ASTM F2170 Relative Humidity Testing.

Missing these details makes the test invalid, so be sure to test completely “by the book,” meaning the 2016 version. ASTM F2170 measures inside the slab by drilling holes.

The 2018 version now has a 24 hour waiting time for the results, which is easier for everybody. The holes could be drilled first thing in the morning one day and the next day results can be
obtained. Other changes since F2170 was first published include the depth of the holes. Depending on the type of concrete slab and where is placed in the building, the holes are drilled to either 20 or 40 percent of the slab depth.

There also have been advances in the equipment for this testing.

RH testing devices that can be reused many times are great for people that do a lot of testing. Reusable probes are placed in holes and then a hand held meter is connected to get test results. The probes can be left in place or moved from hole to hole. The probes and meters are re-calibrated periodically to maintain their accuracy.

Another big advance was single use “all in one” devices that are placed in the holes for quick results. These also can be left there for long periods of time to monitor RH. This type of device tends to be less costly and easier to use for the people that don’t do a lot of testing. The real 21st century advance is RH testing equipment that can wirelessly connect to the Internet so the results can be monitored remotely. Talk about space age technology for floors!

Calcium chloride testing in progress. Courtesy of Independent Floor Testing And Inspections (IFTI).

I’m sure some of my readers are asking, “Why test?“ Or “when do we need to test?” I’ll answer the second question first.

ASTM F710*** is the industry standard for concrete testing and preparation. It says, “All concrete slabs shall be tested for moisture regardless of age or grade level.” The majority of manufacturers say the same. Always test.

ASTM F710 also says “although carpet tiles, carpet, wood flooring, coatings, films and paints are not specifically intended to be included in the category of resilient floor coverings, the procedures included in this practice may be useful for preparing concrete slabs to receive such finishes.” I would add patching/ underlayment compounds and even tile to the list. These standards are used throughout the industry.

Now, back to the question of “why test?” For starters, it’s a requirement for most every type of floor covering; if you don’t do it and there’s a failure related to moisture, it could fall completely on you. Second, it’s a profit centre. I don’t advocate doing moisture testing for free. The “book” requires it and it needs to be done, so if you do it, charge for it.

Truth is, most of the calls for concrete testing are on commercial jobs and new construction. I don’t see a lot of moisture testing being done on residential renovation projects. However, because it’s a lot easier to test now, you might want to think about it, especially on the high-end residential projects where the floor covering is expensive.

The cost of failure goes up as the cost of material goes up!

The bottom line is that if you present yourself as a professional floor coverer, moisture testing has to be part of your repertoire just as much as the products and the installation services you provide.

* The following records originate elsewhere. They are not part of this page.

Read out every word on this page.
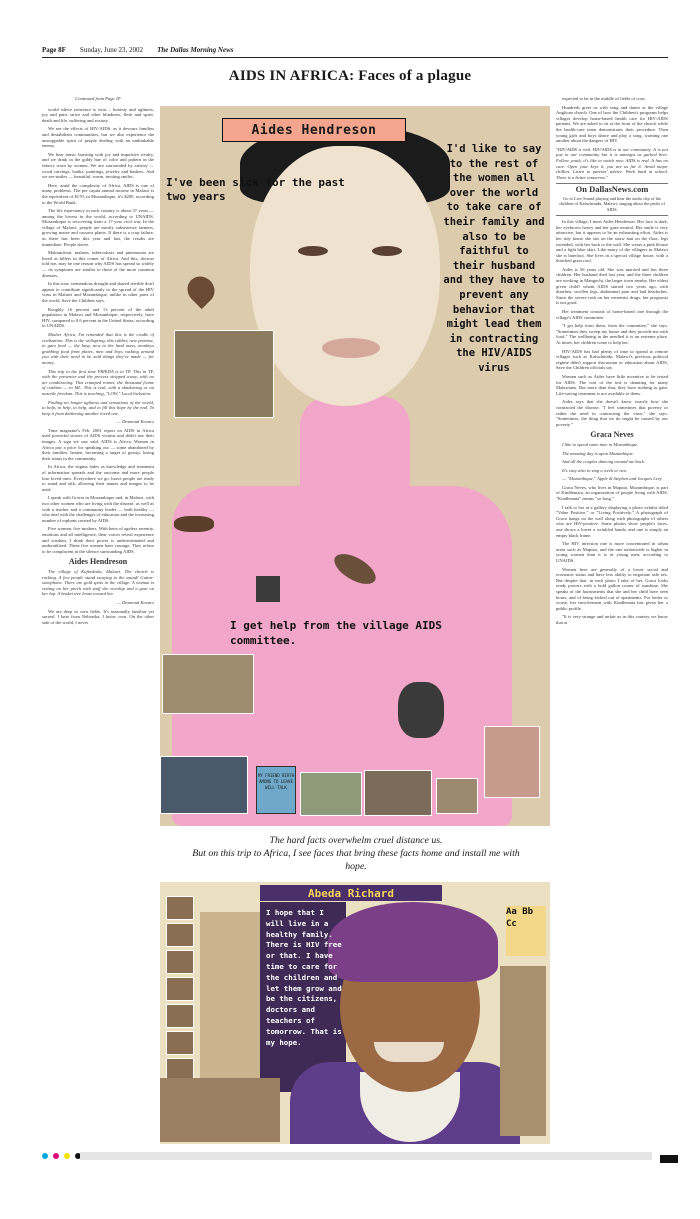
Page 8F Sunday, June 23, 2002 The Dallas Morning News
AIDS IN AFRICA: Faces of a plague

Continued from Page 1F

world where existence is exist – honesty and ugliness, joy and pain, strive and other blindness, flesh and spirit, death and life, suffering and ecstasy.

We see the effects of HIV/AIDS, as it devours families and destabilizes communities, but we also experience the unstoppable spirit of people dealing with an unthinkable enemy.

We hear music bursting with joy and impulsive rivalry, and we drink in the giddy hue of color and pattern in the fabrics worn by women. We are surrounded by artistry — wood carvings, batiks, paintings, jewelry and baskets. And we see smiles — beautiful, warm, inviting smiles.

Here, amid the complexity of Africa, AIDS is one of many problems. The per capita annual income in Malawi is the equivalent of $170, in Mozambique, it's $200, according to the World Bank.

The life expectancy in each country is about 37 years — among the lowest in the world, according to UNAIDS. Mozambique is recovering from a 17-year civil war. In the village of Malawi, people are mostly subsistence farmers, growing maize and cassava plants. If there is a crop failure, as there has been this year and last, the results are immediate. People starve.

Malnutrition, malaria, tuberculosis and pneumonia are listed as killers in this comer of Africa. And this, doctors told me, may be one reason why AIDS has spread so widely — its symptoms are similar to those of the more common diseases.

In this tone, tremendous drought and shared terrible don't appear to contribute significantly to the spread of the HIV virus in Malawi and Mozambique, unlike in other parts of the world, Save the Children says.

Roughly 16 percent and 13 percent of the adult population in Malawi and Mozambique, respectively, have HIV, compared to 0.6 percent in the United States, according to UNAIDS.

Mother Africa, I'm reminded that this is the cradle of civilization. This is the wellspring, this rubber, new promise, to gain food — the busy, new to the land mass, monkeys grabbing food from plates, men and boys rushing around you with their need to be sold things they've made — for money.

This trip in the first time FRIEDA is in TF. This in TF, with the presenter and the process stripped away, with no air conditioning. This cramped rooms, the thousand frame of cushion — in ML. This is real, with a shadowing or an unsettle freedom. This is teaching, "LOW," Local Inclusion.

Finding no longer ugliness and sensations of the world, to help, to help, to help, and to fill this hope by the end. To keep it from darkening another loved one.

— Desmond Kovacs

Time magazine's Feb. 2001 report on AIDS in Africa used powerful stories of AIDS victims and didn't use their images. A sign we saw said, AIDS is Africa. Women in Africa pay a price for speaking out — some abandoned by their families, beaten, becoming a target of gossip, losing their status in the community.

In Africa, the stigma fades as knowledge and treatment of information spreads and the outcome and more people lose loved ones. Everywhere we go, brave people are ready to stand and talk, allowing their names and images to be used.

I speak with Gracia in Mozambique and, in Malawi, with two other women who are living with the disease, as well as with a teacher and a community leader — both healthy — who deal with the challenges of education and the increasing number of orphans created by AIDS.

Five women, five mothers. With heirs of ageless serenity, emotions and all intelligence, their voices reveal experience and wisdom. I think their power is underestimated and underutilized. These five women have courage. They refuse to be complacent in the silence surrounding AIDS.

Aides Hendreson

The village of Kufindeula, Malawi. The church is rocking. A few people stand swaying to the sound! Guitar-saxophone. There are gold spots in the village. A woman is resting on her porch with stuff she worship and a goat on her lap. A basket tree leans toward her.

— Desmond Kovacs

We are deep in corn fields. It's seasonally familiar yet surreal. I hear from Nebraska, I know corn. On the other side of the world, I never

Aides Hendreson
I've been sick for the past two years
I'd like to say to the rest of the women all over the world to take care of their family and also to be faithful to their husband and they have to prevent any behavior that might lead them in contracting the HIV/AIDS virus
I get help from the village AIDS committee.
MY FRIEND BIRTH AMONG TO LEAVE WILL TALK
The hard facts overwhelm cruel distance us.
But on this trip to Africa, I see faces that bring these facts home and install me with hope.
Abeda Richard
I hope that I will live in a healthy family. There is HIV free or that. I have time to care for the children and let them grow and be the citizens, doctors and teachers of tomorrow. That is my hope.
Aa Bb Cc

expected to be in the middle of fields of corn.

Hundreds greet us with song and dance at the village Anglican church. One of how the Children's programs helps villages develop home-based health care for HIV/AIDS patients. We are asked to sit at the front of the church while the health-care team demonstrates their procedure. Then young girls and boys dance and play a song, warning one another about the dangers of HIV.

"HIV/AIDS is real. HIV/AIDS is in our community. It is not just in our community but it is amongst us garbed here. Follow youth, it's like to watch now. AIDS is real. It has no cure. Open your keys it, you are as far it. Avoid major chillies. Listen to parents' advice. Work hard in school. There is a better tomorrow."

On DallasNews.com
Go to Live Sound playing and hear the audio clip of the children of Kafuchinidu, Malawi, singing about the perils of AIDS.

In this village, I meet Aides Hendreson. Her face is dark, her eyebrows heavy and her gaze neutral. Her smile is very attractive, but it appears to be an exhausting effort. Aides is her tidy house she sits on the straw mat on the floor, legs extended, with her back to the wall. She wears a pink blouse and a light blue skirt. Like many of the villagers in Malawi she is barefoot. She lives in a special village house, with a thatched grass roof.

Aides is 56 years old. She was married and has three children. Her husband died last year, and the three children are working in Mangochi, the larger town nearby. Her eldest given child! whom AIDS started two years ago, with diarrhea, swollen legs, abdominal pain and bad headaches. Since the severe rash on her extremist drugs, her prognosis is not good.

Her treatment consists of home-based care through the village's AIDS committee.

"I get help from them, from the committee," she says. "Sometimes they sweep my house and they provide me with food." The wellbeing in the needled it is an extreme place. At times, her children come to help her.

HIV/AIDS has had plenty of time to spread to remote villages such as Kafuchinidu. Malawi's previous political regime didn't support discussion or education about AIDS, Save the Children officials say.

Women such as Aides have little incentive to be tested for AIDS. The cost of the test is daunting for many Malawians. But more than that, they have nothing to gain. Life-saving treatment is not available to them.

Aides says that she doesn't know exactly how she contracted the disease. "I feel sometimes that poverty or rather the need in contracting the virus," she says. "Sometimes, the thing that we do might be caused by our poverty."

Graca Neves

I like to spend some time in Mozambique.

The amazing day is upon Mozambique.

And all the couples dancing around me back.

It's easy also to sing a week or two.

— "Mozambique," Apple & Stephen and Jacques Levy

Graca Neves, who lives in Maputo, Mozambique, is part of Kindlemaia, an organization of people living with AIDS. "Kindlemaia" means "so-long."

I talk to her at a gallery displaying a photo exhibit titled "Value Positive," or "Living Positively." A photograph of Graca hangs on the wall along with photographs of others who are HIV-positive. Some photos show people's faces, one shows a lower a wrinkled hands, and one is simply an empty black frame.

The HIV infection rate is more concentrated in urban areas such as Maputo, and the rate nationwide is higher in young women than it is in young men, according to UNAIDS.

Women here are generally of a lower social and economic status and have less ability to negotiate safe sex. But despite that, in each photo I take of her, Graca looks ready powers with a bold gallon corner of sunshine. She speaks of the harassments that she and her child have seen hours, and of being kicked out of apartments. For better or worse, her involvement with Kindlemaia has given her a public profile.

"It is very strange and unfair as in this country we know that at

Christopher Capobianco has been in the floor covering industry since the 1970s in various roles including retail and commercial sales, technical support, consulting, journalism, education and volunteer work. He currently is part of the sales team for Spartan Surfaces in New York City. You can reach him via

* ASTM F1869, Standard Test Method for Measuring Moisture Vapor Emission Rate (MVER) of Concrete Subfloor Using Anhydrous Calcium Chloride
** ASTM F2170, Standard Test Method for Determining Relative Humidity in Concrete Floor Slabs Using In Situ Probes.
***ASTM F710 Standard Practice for Preparing Concrete Floors to Receive Resilient Flooring.
These documents are available from ASTM International.